I lunge between her and the evidence of my crime. “He’s not back there! I already looked.”
Her eyes narrow, and then she tucks her face against her upper arm as the smell surrounds us, heavy and bitter. “What’s causing that stench, then?”
“It’s . . . um . . .” I pause a moment too long, and her expression hardens. She pushes past me, her torch held high, and I’m too paralyzed to stop her.
My stomach turns as I hear her gagging with disgust. She returns to me, spitting onto the sand and looking like she’s about to lose her dinner. “You did this,” she says slowly.
“No, I swear!”
“No?” Her voice rises high, matching the blaze of her eyes. “You don’t even look surprised, Ansa! You know exactly what lies behind that rock.”
My lips tingle cold with the realization that she’s caught me out, that my mountain of lies has crumbled to dust in the space of a moment.
“Why would you do something like that?” she says in a choked voice. “I can understand meeting him blade to blade, but why did you have to—”
“He attacked me!” I gather enough courage to look up at her, and immediately wish I hadn’t. “I didn’t mean to.”
“But you said you could control the curse.” She’s staring at me with that wary look in her eyes again, as if I’m a stranger. “You killed Hulda, too, didn’t you?”
The sob wrenches itself out of me as Hulda’s frozen eyes rise in memory. “Please, Thyra—”
“No.” The sound lashes from her like the bite of a whip. She backs away from me. “You lied to me, didn’t you? You’ve been lying this whole time.”
“I didn’t want you to think—”
“That you murdered an innocent slave in cold blood? Or—and I find this hard to believe—did she threaten you somehow?”
“N-no,” I stammer.
“Hulda was Kupari. Did you do it as revenge, to get back at the witch for what she did to you?”
“What?” I hold my arms out, but it only causes Thyra to move further away. She looks disgusted, the back of her hand pressed over her mouth. “I had no intention of harming Hulda!”
“But you did, didn’t you? Only with ice that time.” Her voice is dead. Emotionless. “And now you’ve killed Aksel with fire. Did he really draw first blood?”
“Yes,” I shout, my voice cracking. “How can you question that?”
“Because you lied to me,” she roars. “Right to my face! Knowing what was at stake, knowing where we were going, knowing that I was depending on you, you lied to me. Your chieftain.” She rolls her eyes. “Not just once, either. Over and over again, it seems. And I ate your lies like honey cake.” Her voice shakes as she adds, “I was so eager to believe.”
“I can control it, Thyra. I’m getting better every day,” I say.
“How can you say that, when Aksel’s roasted corpse lies only feet away from us? His death had to have taken minutes, Ansa, not seconds. He was cooked, not devoured by sudden flames. Either you were controlling it in the most evil way, or you were out of control for longer than you want to believe. Which is it?”
Evil. My stomach clenches and I nearly heave as I recall the way Aksel clawed at his belly as his innards boiled. I had no idea how to stop it—the enemy inside me was in control. “It won’t happen again. I swear on my life. I’ll kill myself before I let it happen again. Please.”
I take a step toward her, but stiffen when she leaps out of my reach. And when the flames of her torch flare, she yelps and hurls the stick into the lake, as if she thinks I would use it against her. Hot tears burn their way down my cheeks.
“It’s been you all along,” she says raggedly. “When the fires flare. It wasn’t just the ice on the marsh.”
“I helped you,” I say with a sob. “I saved all those children, all those andeners.
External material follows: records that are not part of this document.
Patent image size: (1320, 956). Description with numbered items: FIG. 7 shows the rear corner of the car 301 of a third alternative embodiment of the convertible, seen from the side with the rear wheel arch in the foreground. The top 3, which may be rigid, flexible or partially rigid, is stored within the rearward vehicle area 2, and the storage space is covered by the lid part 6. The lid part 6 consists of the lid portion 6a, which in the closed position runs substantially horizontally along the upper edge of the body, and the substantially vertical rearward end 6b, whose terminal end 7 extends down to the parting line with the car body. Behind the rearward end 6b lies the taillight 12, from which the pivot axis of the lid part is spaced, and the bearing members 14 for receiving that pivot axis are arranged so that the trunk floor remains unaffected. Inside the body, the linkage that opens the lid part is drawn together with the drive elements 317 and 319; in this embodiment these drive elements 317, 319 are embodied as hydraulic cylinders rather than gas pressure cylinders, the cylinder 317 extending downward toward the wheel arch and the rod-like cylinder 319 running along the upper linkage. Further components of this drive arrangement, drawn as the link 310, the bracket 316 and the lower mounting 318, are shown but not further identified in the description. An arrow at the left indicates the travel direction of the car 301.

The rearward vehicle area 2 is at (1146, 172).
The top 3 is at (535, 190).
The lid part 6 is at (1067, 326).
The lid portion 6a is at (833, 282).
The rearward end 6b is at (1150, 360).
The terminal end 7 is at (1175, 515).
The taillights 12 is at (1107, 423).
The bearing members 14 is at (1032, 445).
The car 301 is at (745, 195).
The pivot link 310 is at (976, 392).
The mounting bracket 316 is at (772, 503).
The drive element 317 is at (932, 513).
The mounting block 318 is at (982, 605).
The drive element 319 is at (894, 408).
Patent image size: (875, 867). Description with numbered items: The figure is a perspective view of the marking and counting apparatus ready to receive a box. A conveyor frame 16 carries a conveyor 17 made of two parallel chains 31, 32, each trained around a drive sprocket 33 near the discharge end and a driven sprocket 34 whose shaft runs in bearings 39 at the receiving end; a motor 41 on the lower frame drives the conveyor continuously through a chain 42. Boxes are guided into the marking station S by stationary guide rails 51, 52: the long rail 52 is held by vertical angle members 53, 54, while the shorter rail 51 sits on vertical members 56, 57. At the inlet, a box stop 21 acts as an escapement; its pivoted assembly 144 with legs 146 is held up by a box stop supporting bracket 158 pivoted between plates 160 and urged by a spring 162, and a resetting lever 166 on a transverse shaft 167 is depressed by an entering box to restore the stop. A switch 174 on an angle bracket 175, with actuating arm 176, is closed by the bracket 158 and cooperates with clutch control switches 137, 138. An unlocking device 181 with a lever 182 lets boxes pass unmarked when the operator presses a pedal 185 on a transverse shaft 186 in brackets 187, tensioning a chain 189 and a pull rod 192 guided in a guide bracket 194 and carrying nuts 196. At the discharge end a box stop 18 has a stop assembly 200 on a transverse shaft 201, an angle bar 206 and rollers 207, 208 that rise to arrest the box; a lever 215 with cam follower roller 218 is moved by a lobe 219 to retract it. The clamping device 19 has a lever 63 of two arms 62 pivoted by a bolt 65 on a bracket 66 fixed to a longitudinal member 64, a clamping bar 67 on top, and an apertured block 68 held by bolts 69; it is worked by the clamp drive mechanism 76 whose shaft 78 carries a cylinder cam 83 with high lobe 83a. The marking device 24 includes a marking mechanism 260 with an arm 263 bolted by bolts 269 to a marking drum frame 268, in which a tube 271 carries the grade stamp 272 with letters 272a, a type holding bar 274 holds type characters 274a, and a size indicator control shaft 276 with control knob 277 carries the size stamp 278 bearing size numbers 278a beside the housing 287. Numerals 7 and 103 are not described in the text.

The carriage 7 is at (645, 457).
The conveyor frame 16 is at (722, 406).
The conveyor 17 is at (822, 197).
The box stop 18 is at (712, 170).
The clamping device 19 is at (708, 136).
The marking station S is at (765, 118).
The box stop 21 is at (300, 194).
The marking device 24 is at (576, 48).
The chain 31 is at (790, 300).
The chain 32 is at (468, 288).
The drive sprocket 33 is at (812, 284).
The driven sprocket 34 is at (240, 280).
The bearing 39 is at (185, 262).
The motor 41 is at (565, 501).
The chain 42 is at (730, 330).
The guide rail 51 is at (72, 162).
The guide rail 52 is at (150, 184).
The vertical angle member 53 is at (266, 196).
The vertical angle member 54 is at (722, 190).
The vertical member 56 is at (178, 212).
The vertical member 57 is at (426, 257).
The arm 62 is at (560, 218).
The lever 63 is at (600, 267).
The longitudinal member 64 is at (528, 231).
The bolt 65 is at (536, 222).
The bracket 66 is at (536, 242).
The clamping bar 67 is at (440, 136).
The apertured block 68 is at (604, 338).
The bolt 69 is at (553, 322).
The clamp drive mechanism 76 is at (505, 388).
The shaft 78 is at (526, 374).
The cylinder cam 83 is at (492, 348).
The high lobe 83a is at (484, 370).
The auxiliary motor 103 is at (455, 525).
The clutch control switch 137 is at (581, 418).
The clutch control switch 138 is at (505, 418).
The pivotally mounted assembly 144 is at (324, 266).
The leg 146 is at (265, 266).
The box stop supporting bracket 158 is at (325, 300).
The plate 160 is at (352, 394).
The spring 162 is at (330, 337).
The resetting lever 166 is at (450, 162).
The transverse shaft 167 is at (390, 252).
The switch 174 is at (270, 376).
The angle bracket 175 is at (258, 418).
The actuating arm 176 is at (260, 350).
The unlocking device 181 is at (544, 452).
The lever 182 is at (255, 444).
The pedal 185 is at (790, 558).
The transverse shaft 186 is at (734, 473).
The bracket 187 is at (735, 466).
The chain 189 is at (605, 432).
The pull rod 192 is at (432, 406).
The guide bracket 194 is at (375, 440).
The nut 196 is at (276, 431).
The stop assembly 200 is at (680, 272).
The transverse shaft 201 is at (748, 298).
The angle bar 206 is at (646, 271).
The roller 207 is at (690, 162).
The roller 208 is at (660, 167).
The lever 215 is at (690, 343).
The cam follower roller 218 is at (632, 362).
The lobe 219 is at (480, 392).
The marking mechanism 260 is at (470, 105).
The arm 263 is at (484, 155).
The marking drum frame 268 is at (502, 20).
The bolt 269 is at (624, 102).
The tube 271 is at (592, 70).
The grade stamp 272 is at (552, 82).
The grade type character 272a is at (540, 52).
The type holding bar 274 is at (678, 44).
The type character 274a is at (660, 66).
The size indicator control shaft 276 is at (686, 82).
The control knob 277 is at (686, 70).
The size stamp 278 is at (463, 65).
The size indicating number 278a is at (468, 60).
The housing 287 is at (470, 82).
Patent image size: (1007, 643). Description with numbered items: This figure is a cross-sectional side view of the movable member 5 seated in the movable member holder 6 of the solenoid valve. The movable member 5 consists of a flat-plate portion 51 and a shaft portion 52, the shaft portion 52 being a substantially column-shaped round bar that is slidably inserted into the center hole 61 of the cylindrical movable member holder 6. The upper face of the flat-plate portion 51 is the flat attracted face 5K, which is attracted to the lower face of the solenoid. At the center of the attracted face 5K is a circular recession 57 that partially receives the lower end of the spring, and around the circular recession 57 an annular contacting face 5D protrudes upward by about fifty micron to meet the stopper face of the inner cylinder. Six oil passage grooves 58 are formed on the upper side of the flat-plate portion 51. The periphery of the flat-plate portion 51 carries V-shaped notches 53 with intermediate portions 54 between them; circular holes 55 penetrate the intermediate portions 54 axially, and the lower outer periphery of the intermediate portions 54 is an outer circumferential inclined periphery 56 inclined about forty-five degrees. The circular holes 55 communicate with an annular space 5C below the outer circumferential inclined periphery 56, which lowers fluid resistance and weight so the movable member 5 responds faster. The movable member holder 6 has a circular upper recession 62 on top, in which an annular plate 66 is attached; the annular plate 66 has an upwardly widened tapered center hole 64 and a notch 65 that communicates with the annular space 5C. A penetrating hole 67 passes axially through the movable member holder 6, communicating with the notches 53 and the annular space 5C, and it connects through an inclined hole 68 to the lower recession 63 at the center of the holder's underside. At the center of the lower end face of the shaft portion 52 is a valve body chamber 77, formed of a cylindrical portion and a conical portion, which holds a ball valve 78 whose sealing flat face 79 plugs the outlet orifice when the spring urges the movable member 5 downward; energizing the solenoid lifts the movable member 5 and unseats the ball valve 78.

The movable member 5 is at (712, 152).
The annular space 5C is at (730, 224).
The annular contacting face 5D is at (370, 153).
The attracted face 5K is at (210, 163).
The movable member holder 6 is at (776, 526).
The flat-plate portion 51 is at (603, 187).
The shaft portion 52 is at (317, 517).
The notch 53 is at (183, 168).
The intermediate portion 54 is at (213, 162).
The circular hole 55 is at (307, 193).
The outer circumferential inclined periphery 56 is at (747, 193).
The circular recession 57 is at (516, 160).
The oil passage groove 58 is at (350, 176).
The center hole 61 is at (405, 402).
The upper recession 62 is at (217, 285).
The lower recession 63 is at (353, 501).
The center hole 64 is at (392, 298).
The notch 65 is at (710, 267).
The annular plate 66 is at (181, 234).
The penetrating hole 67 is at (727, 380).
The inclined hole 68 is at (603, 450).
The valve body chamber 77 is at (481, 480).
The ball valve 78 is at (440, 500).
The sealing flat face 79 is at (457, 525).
They would have perished in the marsh if not for me. You couldn’t have saved them.”
“I thought you were controlling it, but now I see what a fool I was.” She stares at me with a cold kind of fear. “We all could have ended up like Hulda, though. We’re lucky you didn’t kill every single one of us.”
“I did everything I could to keep that from happening!”
Thyra nods slowly, never taking her eyes off me. “And I’m grateful for that. But it doesn’t erase your lies.”
“So I make one mistake”—I grit my teeth as her eyebrow arches—“two mistakes, one of which was to kill a warrior who had ambushed me with the full intention of cutting my throat, and now you abandon me?”
“I’m doing no such thing!”
“Really?” I walk toward her, and she backtracks.